What the networks tell us
In 2002, Shmulevich published papers revealing a new type of computational model for mining gene expression data to derive genetic networks. Called Probabilistic Boolean Networks (PBNs), Shmulevich's invention is built on the Boolean network model Kauffman introduced in the late 1960s. Boolean models consist of gene regulatory networks in which gene expression is considered to be in only one of two states - ON or OFF - and genes are connected to each other by logical rules. Shmulevich adapted this model to take into account uncertainties in both the data and the model: His networks incorporate the probabilities that a gene will have a variety of effects on other genes in the network.
By feeding DNA microarray data into a PBN model, Shmulevich and his colleagues can infer the structure of the underlying genetic network. And by using microarray profiles from different cellular types or diseased tissues, they try to understand the types of differences in network structure that account for these states.
PBNs have helped move beyond simple expression profiling to a more-integrated understanding of genetic interactions, says Zhang. When Shmulevich first came up with the modeling idea, "I was very skeptical," Zhang says, but "then we actually applied his mathematical model to a real set of gene expression profile data from a brain tumor," he says. "We actually got some fantastic data."
They knew from microarray profiling that expression of insulin-like growth factor binding protein 2 (IGFBP2) increases with brain tumor progression, but no one knew how the protein may contribute to cancer progression, Zhang says. When they analyzed microarray data from patients with brain cancer using a PBN model, they found a link between IGFBP2 and integrin-linked kinase, which suggested that IGFBP2 could regulate cell adhesion and invasion. When they tested this idea in cell culture, the model's prediction was borne out, Zhang says. "It really helped us understand the biology quite well."
Shmulevich says that understanding genetic regulatory networks involved in cancer will help identify the system's lever points - the perturbations that would optimally move the network toward a desired state, such as apoptosis. "Rather than just relying on screening methods, the goal is to have principled and systematic ways of controlling cellular behavior in disease," he says. "And that can only be done with mathematical and computational modeling, because these are very complex systems."
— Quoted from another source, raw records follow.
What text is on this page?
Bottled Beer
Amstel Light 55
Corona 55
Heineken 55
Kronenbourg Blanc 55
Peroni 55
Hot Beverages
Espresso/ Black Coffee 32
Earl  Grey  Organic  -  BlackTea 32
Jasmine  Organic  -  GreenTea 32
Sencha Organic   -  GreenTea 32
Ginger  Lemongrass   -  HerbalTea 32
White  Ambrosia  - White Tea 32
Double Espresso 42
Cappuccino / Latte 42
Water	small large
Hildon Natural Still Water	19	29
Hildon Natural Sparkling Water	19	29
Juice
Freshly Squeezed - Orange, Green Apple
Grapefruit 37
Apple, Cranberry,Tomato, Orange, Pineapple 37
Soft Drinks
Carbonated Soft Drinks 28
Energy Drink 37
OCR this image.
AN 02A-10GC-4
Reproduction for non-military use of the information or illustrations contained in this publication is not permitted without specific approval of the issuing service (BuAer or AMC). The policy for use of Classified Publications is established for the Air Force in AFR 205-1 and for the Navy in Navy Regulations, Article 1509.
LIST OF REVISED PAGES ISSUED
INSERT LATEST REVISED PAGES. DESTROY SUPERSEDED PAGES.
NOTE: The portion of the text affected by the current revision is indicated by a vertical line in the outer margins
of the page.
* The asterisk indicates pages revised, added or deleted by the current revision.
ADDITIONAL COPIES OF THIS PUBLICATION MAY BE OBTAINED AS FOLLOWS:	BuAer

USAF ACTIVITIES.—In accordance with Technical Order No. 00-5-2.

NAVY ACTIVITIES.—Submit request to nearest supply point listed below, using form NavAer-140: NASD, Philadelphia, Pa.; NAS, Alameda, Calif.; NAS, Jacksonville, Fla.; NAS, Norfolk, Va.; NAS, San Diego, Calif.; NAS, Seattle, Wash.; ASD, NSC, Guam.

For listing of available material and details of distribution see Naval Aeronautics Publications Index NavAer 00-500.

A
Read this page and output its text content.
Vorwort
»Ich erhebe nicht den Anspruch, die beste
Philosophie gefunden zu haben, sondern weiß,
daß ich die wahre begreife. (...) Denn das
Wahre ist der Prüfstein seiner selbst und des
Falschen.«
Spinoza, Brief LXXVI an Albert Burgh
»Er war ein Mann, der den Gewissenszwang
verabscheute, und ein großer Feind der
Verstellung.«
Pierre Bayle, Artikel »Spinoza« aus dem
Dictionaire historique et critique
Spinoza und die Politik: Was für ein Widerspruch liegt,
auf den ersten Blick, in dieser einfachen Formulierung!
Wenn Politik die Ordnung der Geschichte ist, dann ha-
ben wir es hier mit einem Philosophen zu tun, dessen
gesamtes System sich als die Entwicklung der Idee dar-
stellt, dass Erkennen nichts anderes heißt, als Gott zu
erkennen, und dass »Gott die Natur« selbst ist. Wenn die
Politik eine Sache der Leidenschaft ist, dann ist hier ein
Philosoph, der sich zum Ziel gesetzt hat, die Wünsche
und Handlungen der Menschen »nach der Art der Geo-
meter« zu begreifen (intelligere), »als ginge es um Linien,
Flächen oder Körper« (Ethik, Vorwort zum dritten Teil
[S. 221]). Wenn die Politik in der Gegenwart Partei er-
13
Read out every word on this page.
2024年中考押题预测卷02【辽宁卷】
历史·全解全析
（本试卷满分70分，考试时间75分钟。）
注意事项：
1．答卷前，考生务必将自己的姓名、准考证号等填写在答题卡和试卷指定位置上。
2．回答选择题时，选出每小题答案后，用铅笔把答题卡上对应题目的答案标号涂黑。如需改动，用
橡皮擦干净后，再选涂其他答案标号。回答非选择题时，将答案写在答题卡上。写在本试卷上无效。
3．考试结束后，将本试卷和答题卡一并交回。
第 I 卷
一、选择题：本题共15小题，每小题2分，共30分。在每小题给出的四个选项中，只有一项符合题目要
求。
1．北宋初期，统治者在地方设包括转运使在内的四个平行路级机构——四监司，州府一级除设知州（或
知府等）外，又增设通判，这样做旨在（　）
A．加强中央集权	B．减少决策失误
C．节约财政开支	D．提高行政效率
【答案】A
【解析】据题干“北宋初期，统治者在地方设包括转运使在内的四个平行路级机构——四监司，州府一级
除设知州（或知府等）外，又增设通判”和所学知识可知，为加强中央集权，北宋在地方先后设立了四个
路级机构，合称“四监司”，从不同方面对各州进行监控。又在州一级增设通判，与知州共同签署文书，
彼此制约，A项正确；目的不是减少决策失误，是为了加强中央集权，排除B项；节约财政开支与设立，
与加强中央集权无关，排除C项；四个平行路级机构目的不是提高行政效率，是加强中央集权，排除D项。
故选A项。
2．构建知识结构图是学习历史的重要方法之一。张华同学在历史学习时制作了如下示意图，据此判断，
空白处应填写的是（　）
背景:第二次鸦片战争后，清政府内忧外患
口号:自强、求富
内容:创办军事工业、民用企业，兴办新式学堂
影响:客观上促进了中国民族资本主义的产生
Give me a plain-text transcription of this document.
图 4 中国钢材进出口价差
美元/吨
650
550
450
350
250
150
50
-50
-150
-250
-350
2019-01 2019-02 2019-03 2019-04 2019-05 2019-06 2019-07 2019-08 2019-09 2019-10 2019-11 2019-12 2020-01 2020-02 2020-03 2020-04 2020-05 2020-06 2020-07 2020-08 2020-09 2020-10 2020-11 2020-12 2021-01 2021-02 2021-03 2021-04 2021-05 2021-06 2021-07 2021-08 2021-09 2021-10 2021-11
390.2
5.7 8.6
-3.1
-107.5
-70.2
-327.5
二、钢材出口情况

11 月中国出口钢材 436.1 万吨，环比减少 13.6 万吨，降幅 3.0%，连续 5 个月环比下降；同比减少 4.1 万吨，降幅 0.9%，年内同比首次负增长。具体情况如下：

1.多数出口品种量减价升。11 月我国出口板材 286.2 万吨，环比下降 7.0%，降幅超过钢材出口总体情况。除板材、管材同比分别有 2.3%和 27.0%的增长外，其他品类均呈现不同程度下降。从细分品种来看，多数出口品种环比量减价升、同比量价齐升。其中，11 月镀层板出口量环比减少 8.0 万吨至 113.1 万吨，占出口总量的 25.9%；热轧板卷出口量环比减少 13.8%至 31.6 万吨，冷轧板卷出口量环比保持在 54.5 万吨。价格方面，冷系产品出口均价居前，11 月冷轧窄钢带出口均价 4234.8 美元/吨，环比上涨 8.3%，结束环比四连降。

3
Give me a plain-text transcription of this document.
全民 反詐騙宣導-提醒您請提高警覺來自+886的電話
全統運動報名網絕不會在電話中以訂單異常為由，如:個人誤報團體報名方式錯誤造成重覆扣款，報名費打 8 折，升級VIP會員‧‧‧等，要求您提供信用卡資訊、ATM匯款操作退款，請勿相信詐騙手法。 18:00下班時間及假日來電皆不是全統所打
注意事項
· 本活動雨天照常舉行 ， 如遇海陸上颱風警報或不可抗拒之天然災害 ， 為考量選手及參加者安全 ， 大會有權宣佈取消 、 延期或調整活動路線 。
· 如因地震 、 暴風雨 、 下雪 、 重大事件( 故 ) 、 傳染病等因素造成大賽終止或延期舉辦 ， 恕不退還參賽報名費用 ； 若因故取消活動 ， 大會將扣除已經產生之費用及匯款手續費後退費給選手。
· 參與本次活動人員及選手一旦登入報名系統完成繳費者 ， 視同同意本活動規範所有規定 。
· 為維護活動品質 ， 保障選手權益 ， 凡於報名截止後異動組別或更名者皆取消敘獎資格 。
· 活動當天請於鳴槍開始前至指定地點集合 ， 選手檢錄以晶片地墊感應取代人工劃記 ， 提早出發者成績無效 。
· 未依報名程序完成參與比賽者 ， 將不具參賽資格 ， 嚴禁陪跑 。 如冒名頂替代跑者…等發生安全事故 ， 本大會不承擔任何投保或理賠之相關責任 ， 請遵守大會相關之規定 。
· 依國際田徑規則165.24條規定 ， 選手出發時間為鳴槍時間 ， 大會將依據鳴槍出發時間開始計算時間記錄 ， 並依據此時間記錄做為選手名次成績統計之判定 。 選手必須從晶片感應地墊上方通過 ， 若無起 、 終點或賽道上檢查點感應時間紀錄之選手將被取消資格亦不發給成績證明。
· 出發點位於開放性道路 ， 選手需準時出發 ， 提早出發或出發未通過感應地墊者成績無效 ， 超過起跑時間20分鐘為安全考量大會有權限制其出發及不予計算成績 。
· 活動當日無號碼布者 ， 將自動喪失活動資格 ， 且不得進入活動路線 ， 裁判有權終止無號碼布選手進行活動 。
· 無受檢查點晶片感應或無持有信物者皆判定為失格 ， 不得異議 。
Many of these projects and collaborations continue in Shmulevich's new post at ISB, which he assumed in April 2005. Shmulevich and Zhang are now collaborating with Nathan Price, a postdoc in Leroy Hood's lab at ISB, to find molecular differences between gastrointestinal stromal tumors and leiomyosarcoma. These two types of cancers were, until recently, thought to be identical, Price says.
Shmulevich has also begun new projects with many of ISB's investigators. "He's become the main hub for computational ideas at ISB right now," says Price. "Lots of people like to work with him and collaborate with him. ... His office is packed with people virtually all day," Price says. "He's just the kind of person you can bounce ideas off. He's very creative and he listens very well."
Price's boss agrees. "Ilya is a delightful, energetic, spontaneous, enthusiastic collaborator, the kind that is just ideal to work with," says Hood, who is president of the institute. "He's really, I think, brought substantial passion, knowledge, and enthusiasm to ISB."